Dejando de lado el problema con las canchas de entrenamiento que los hizo cambiar de lugar de hospedaje, obligando a un viaje de mas de cuatros horas desde el aeropuerto al hotel, a un equipo que venia cansado y viajando todo el dia, extraña que se haya obviado el pequeño detalle de conocer que el viaje entre Toronto y New York, pese a lo corto de su trayecto, era un vuelo internacional, con todo lo que esto implica. Hasta el tema de Antonio Valencia, promocionado y anunciado como la gran figura presente en Ecuador, y su no presencia al final.

Y es que la presencia del combinado amarillo, azul y rojo en la gran manzana siempre fue un motivo de gran movimiento de los ecuatorianos. Los nativos de la mitad del mundo suelen aprovechar todas y cada una de las visitas de su representante nacional, para demostrarles el afecto y cariño a quienes ellos consideran “sus” héroes. No ha importado que la selección se hospede y juegue lejos del corazón de la comunidad tricolor, Queens.

Siempre hubo buena disposición de dirigentes y jugadores, tanto para hinchas ansiosos de una foto o un autógrafo, como para periodistas del medio local. El trato fue amable y cordial. Todo esto parece haber quedado en el olvido. Lo normal en esta ocasión ha sido encontrar tensión, poca colaboración, inclusive hostilidad. La disposición de Reinaldo Rueda que impide, entre otras cosas, conceder entrevistas en el hotel o no poder mirar los entrenamientos, parece que tiene a todos mas preocupados de las posibles sanciones o exclusiones, que de actuar naturalmente.

Lastimosamente hubiéramos preferido comentar temas mas importantes y de trascendencia para la selección, como por ejemplo que es lo que esta haciendo el cuerpo técnico para cambiarle la cara a un equipo que todavía no encuentra identidad, no tiene seguridad defensiva y no sabe lo que es ganar, pero ni dirigentes, ni jugadores, pero aun cuerpo técnico nos dieron esa oportunidad.

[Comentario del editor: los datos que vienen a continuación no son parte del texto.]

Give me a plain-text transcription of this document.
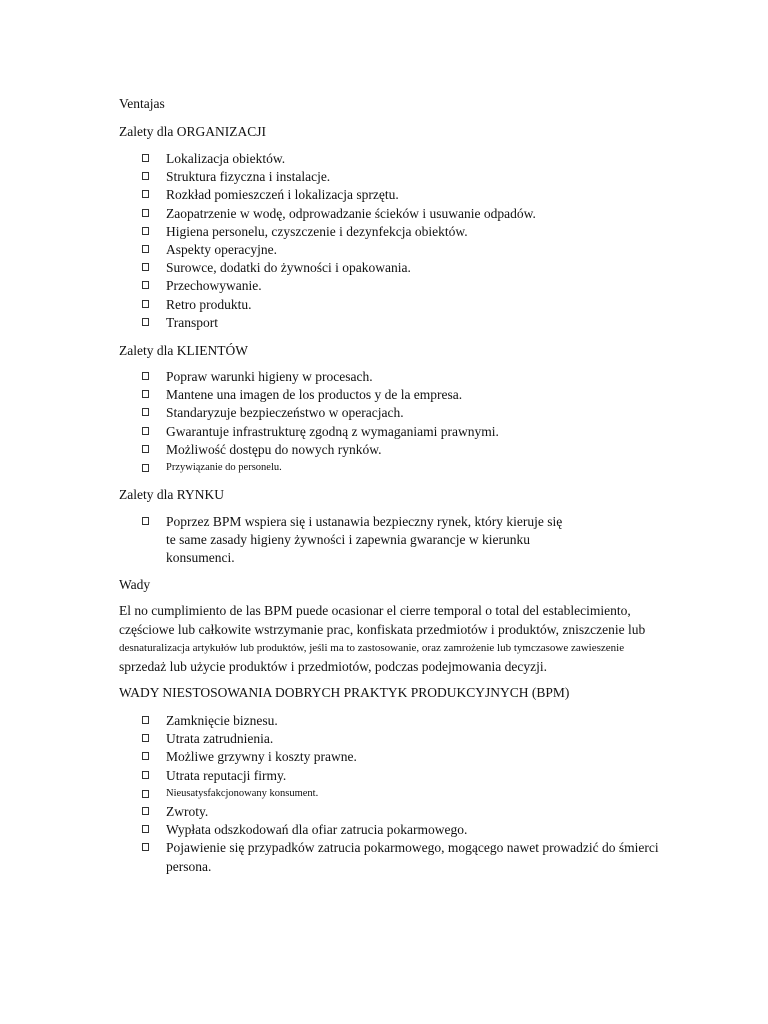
Ventajas
Zalety dla ORGANIZACJI
Lokalizacja obiektów.
Struktura fizyczna i instalacje.
Rozkład pomieszczeń i lokalizacja sprzętu.
Zaopatrzenie w wodę, odprowadzanie ścieków i usuwanie odpadów.
Higiena personelu, czyszczenie i dezynfekcja obiektów.
Aspekty operacyjne.
Surowce, dodatki do żywności i opakowania.
Przechowywanie.
Retro produktu.
Transport
Zalety dla KLIENTÓW
Popraw warunki higieny w procesach.
Mantene una imagen de los productos y de la empresa.
Standaryzuje bezpieczeństwo w operacjach.
Gwarantuje infrastrukturę zgodną z wymaganiami prawnymi.
Możliwość dostępu do nowych rynków.
Przywiązanie do personelu.
Zalety dla RYNKU
Poprzez BPM wspiera się i ustanawia bezpieczny rynek, który kieruje się
te same zasady higieny żywności i zapewnia gwarancje w kierunku
konsumenci.
Wady
El no cumplimiento de las BPM puede ocasionar el cierre temporal o total del establecimiento,
częściowe lub całkowite wstrzymanie prac, konfiskata przedmiotów i produktów, zniszczenie lub
desnaturalizacja artykułów lub produktów, jeśli ma to zastosowanie, oraz zamrożenie lub tymczasowe zawieszenie
sprzedaż lub użycie produktów i przedmiotów, podczas podejmowania decyzji.
WADY NIESTOSOWANIA DOBRYCH PRAKTYK PRODUKCYJNYCH (BPM)
Zamknięcie biznesu.
Utrata zatrudnienia.
Możliwe grzywny i koszty prawne.
Utrata reputacji firmy.
Nieusatysfakcjonowany konsument.
Zwroty.
Wypłata odszkodowań dla ofiar zatrucia pokarmowego.
Pojawienie się przypadków zatrucia pokarmowego, mogącego nawet prowadzić do śmierci
persona.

De la manera en como ha manejado la previa, parecería que el amistoso del próximo martes ante Grecia representa mucho mas que un entrenamiento para Rueda y los suyos. Vamos a estar presentes en el Citifield de Flushing, New York, al igual que miles de ecuatorianos, con la esperanza de ver algo mas, mucho mas, de lo que nos ha mostrado este conjunto, que pese a las figuras con las que cuenta, no consigue convencer, peor aun encantar a su gente.

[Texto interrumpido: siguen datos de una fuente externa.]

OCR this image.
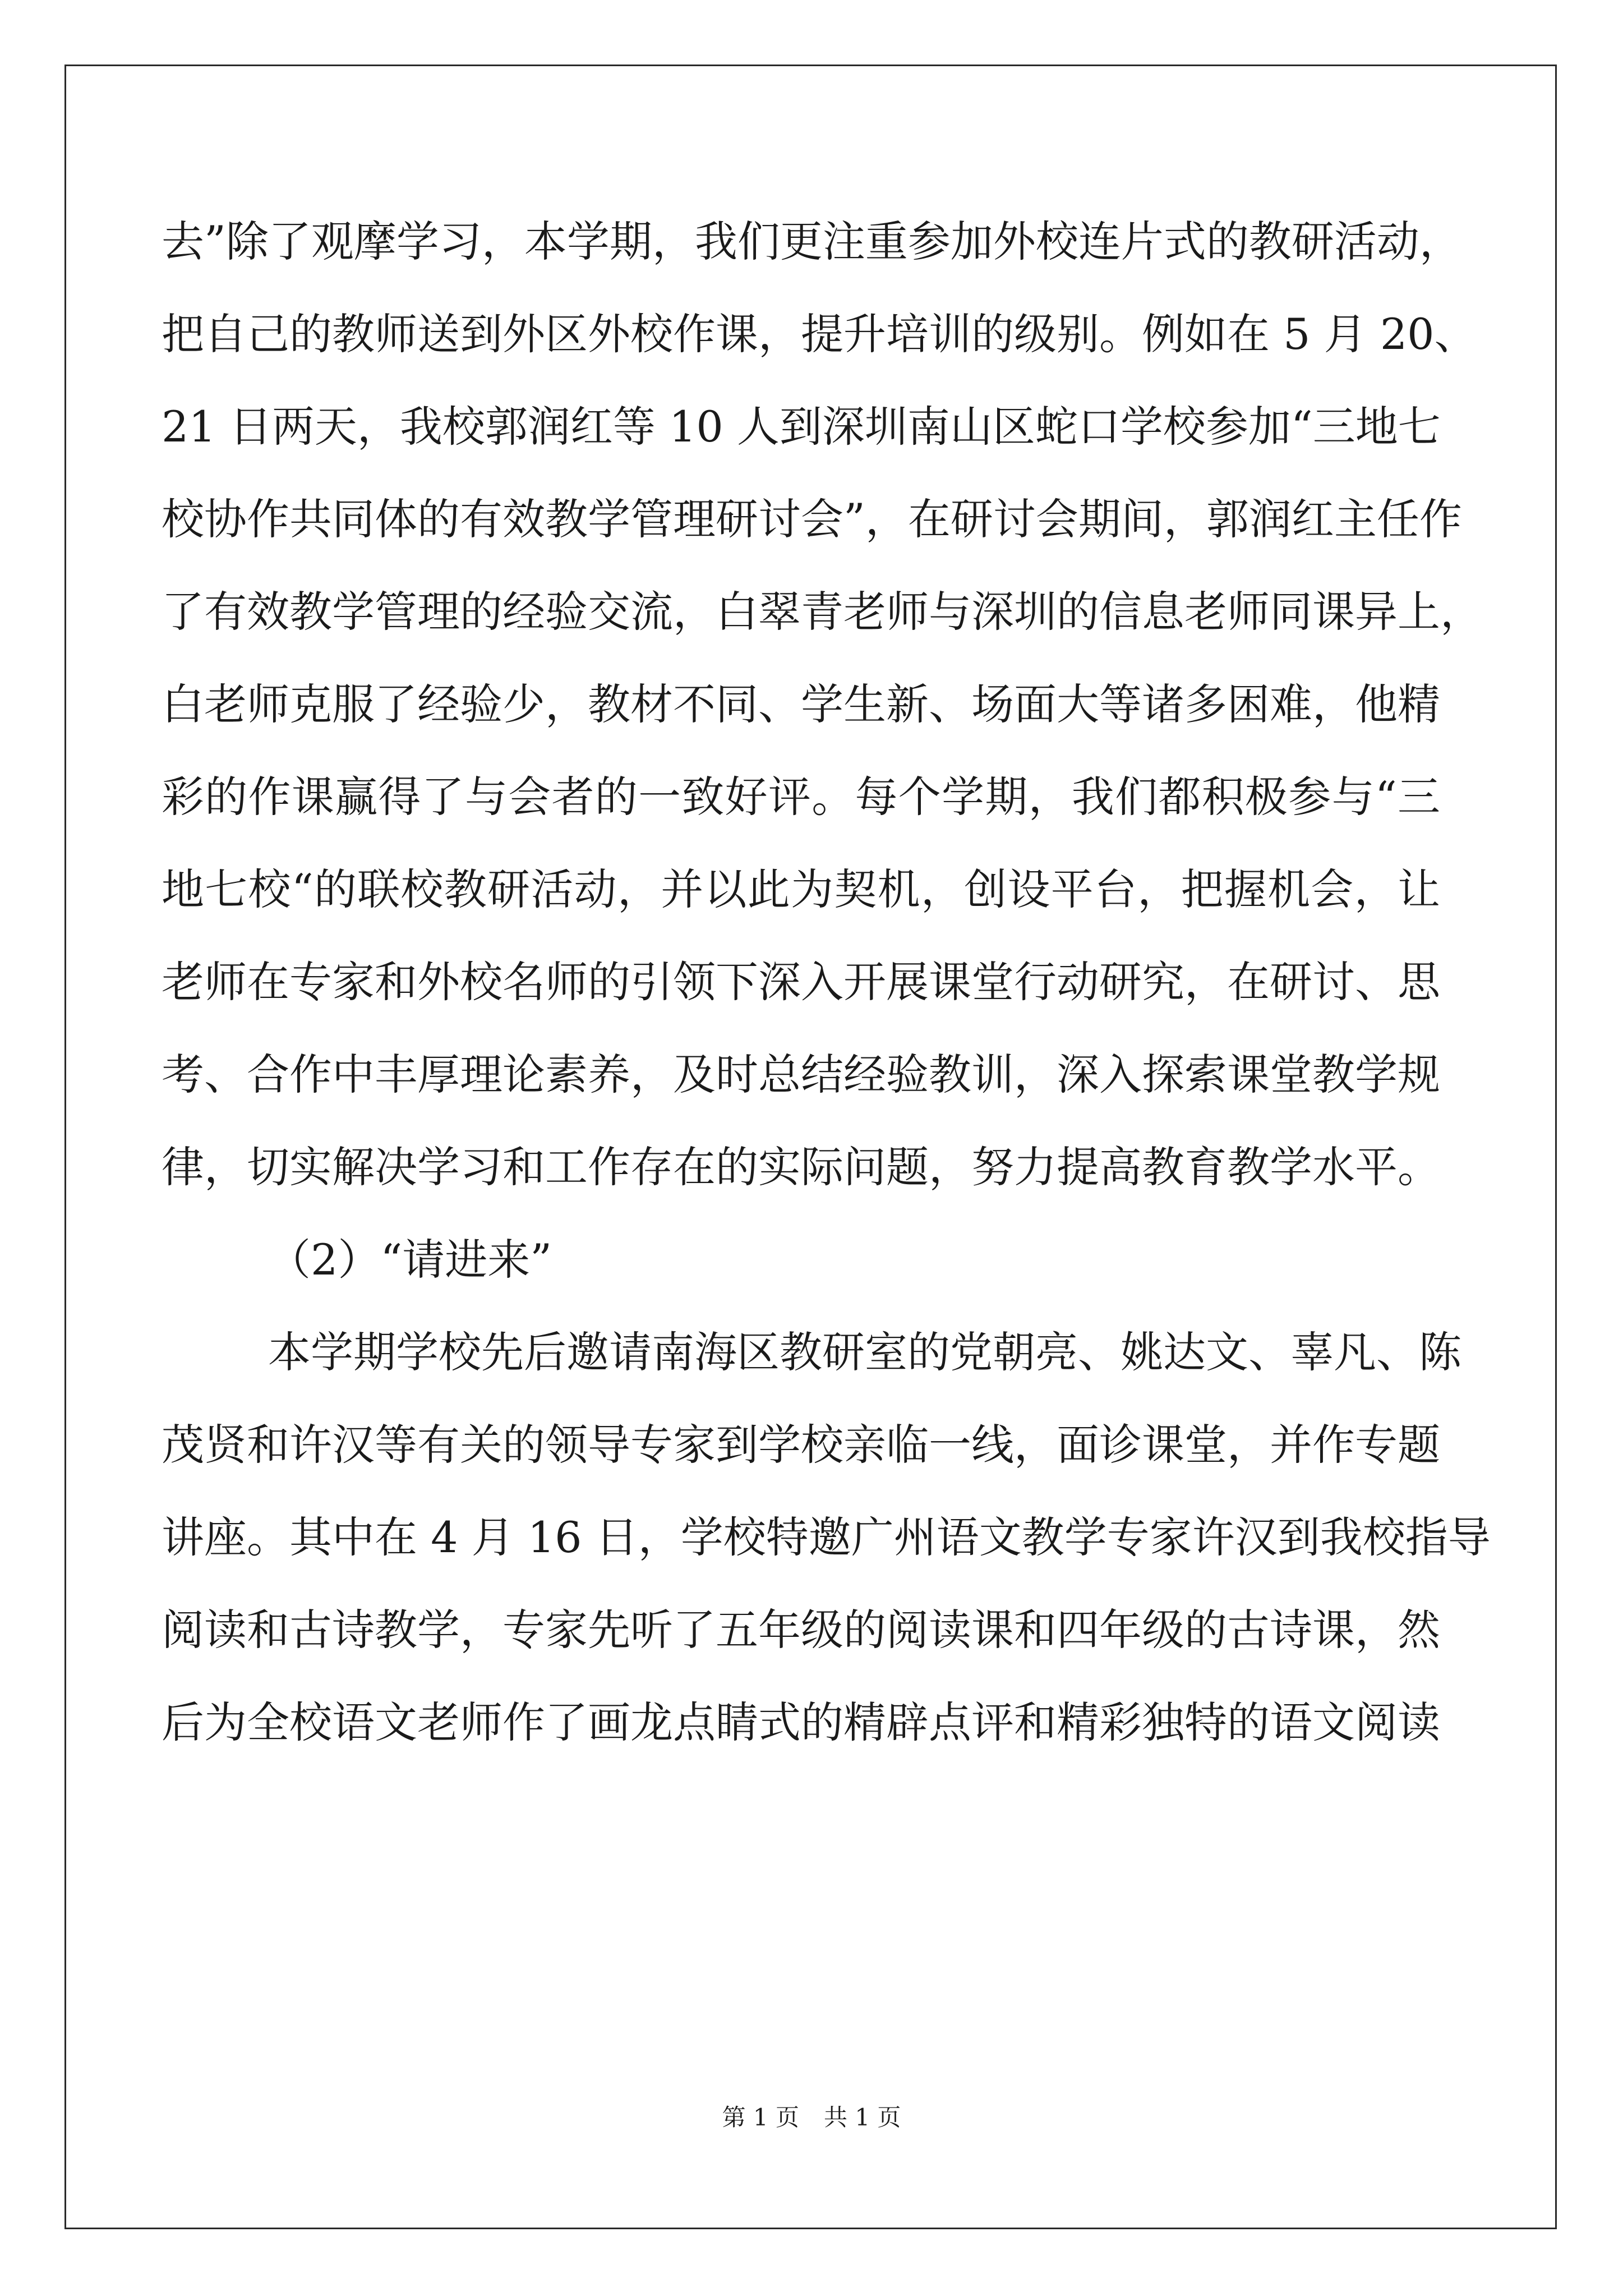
去”除了观摩学习，本学期，我们更注重参加外校连片式的教研活动，
把自己的教师送到外区外校作课，提升培训的级别。例如在 5 月 20、
21 日两天，我校郭润红等 10 人到深圳南山区蛇口学校参加“三地七
校协作共同体的有效教学管理研讨会”，在研讨会期间，郭润红主任作
了有效教学管理的经验交流，白翠青老师与深圳的信息老师同课异上，
白老师克服了经验少，教材不同、学生新、场面大等诸多困难，他精
彩的作课赢得了与会者的一致好评。每个学期，我们都积极参与“三
地七校“的联校教研活动，并以此为契机，创设平台，把握机会，让
老师在专家和外校名师的引领下深入开展课堂行动研究，在研讨、思
考、合作中丰厚理论素养，及时总结经验教训，深入探索课堂教学规
律，切实解决学习和工作存在的实际问题，努力提高教育教学水平。
（2）“请进来”
本学期学校先后邀请南海区教研室的党朝亮、姚达文、辜凡、陈
茂贤和许汉等有关的领导专家到学校亲临一线，面诊课堂，并作专题
讲座。其中在 4 月 16 日，学校特邀广州语文教学专家许汉到我校指导
阅读和古诗教学，专家先听了五年级的阅读课和四年级的古诗课，然
后为全校语文老师作了画龙点睛式的精辟点评和精彩独特的语文阅读
第 1 页 共 1 页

Ojalá tengamos suerte esta vez, y esas mas de 10 horas de manejo en un par de días “bien aprovechadas” no hayan sido en vano, y aunque sea en la intimidad del estadio consigamos sacar un par de frases de los “nuestros”, o por lo menos de los griegos, después de todo, mas fácil aprenderemos ese idioma que cambiar la realidad de un equipo que mismo, mismo, no rueda.